Writing a JSON Parser

May 18, 2020   

Notes on Writing a simple JSON Parser: https://notes.eatonphil.com/writing-a-simple-json-parser.html

  • JSON is pretty easy to parse

Parsing is often broken up into two stages

  • lexical analysis
  • syntactic analysis

Lexical Analysis breaks source input into the simplest decomposable elements (tokens)

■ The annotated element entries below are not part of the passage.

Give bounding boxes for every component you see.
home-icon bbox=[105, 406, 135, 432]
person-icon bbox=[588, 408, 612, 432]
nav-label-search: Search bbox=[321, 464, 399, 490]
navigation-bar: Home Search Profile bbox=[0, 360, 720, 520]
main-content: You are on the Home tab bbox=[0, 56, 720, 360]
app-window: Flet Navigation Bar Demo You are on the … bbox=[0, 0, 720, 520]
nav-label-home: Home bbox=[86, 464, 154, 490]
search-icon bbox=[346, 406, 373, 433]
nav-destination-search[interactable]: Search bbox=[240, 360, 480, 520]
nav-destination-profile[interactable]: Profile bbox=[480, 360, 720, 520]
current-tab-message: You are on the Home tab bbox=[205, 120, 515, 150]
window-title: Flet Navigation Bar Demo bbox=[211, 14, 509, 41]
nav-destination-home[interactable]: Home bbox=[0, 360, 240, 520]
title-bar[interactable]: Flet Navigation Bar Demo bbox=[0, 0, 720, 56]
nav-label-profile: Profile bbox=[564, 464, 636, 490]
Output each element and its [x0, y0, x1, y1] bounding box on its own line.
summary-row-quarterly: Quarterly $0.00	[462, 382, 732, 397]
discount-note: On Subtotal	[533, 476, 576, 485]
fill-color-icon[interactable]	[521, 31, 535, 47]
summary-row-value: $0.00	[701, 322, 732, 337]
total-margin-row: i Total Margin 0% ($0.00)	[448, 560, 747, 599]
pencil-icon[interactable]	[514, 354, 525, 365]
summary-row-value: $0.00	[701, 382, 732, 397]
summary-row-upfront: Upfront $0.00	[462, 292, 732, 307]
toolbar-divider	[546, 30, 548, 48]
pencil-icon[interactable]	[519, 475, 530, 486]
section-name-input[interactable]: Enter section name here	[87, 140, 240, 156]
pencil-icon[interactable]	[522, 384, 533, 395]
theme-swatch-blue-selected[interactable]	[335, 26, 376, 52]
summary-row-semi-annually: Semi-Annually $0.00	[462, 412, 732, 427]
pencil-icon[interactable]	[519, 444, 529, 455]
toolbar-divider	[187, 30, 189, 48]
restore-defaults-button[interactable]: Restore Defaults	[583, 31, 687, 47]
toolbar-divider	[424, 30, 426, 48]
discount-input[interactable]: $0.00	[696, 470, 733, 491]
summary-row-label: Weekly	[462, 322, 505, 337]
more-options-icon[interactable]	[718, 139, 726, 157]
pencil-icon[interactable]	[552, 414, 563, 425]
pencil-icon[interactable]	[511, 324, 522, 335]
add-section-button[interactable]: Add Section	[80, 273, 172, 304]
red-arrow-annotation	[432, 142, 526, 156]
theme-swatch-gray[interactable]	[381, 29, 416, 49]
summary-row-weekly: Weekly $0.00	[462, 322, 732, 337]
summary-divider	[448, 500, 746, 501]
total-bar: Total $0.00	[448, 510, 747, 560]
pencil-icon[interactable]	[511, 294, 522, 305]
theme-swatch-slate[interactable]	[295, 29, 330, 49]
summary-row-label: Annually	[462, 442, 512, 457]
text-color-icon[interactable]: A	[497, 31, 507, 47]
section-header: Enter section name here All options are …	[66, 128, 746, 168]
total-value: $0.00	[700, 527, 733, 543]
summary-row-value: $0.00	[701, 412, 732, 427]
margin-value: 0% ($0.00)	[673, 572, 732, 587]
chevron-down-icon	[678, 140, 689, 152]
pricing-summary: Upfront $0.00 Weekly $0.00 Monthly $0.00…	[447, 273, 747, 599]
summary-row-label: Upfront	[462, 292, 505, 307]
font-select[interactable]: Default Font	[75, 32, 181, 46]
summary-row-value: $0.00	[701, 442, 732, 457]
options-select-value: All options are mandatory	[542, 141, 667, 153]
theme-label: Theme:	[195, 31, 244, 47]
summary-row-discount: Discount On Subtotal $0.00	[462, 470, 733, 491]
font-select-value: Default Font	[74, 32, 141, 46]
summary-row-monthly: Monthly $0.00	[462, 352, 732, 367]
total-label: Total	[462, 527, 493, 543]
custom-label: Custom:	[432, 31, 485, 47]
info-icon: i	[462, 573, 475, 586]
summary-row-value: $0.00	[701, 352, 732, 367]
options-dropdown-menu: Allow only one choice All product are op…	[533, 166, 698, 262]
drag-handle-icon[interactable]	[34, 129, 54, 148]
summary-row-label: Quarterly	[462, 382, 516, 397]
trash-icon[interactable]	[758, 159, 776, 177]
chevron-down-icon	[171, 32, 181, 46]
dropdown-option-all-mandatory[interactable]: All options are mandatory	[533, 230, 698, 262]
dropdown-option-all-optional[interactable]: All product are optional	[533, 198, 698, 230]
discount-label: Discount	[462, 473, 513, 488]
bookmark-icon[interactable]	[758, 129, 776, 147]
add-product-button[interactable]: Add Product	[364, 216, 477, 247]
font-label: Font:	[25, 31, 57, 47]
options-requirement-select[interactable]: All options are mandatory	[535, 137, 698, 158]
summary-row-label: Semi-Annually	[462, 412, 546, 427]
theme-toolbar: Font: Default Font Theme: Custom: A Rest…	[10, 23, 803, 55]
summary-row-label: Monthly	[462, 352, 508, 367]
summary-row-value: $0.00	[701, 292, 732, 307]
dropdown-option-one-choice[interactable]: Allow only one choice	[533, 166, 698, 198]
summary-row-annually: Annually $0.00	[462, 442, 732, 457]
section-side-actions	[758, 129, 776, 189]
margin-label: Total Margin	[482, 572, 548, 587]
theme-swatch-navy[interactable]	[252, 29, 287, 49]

Syntactic Analysis is often called parsing, receives the list of tokens and tries to find patterns in them.

Lexical Analysis

  • input string is broken into tokens
  • comments and whitespace are often discarded
  • A simple lexical analyzer might iterate over all the characters in an input string non-recursively

Syntactic Anlysis

  • iterate over a one-dimensional list of tokens and match groups of tokens up to pieces of the language according to the defination of the langauge

Call lex - return tokens Call paser on the tokens

  • A key difference between this lexer and parser is that the lexer returns a 1D array of tokens. Parser are often defined recursively and returns a recursive tree like object. Since this is JSON NOT a language this parser just returns the needed datastructures

A JSON parser - iterate over the tokens received after a call to lex and try to match the tokens to objects, lists, or plan values

Parsers are often defined recursively and return a recursive, tree-like object. Since JSON is a data serialization format and not a language the parser should produce objects in Python rather then a syntax tree.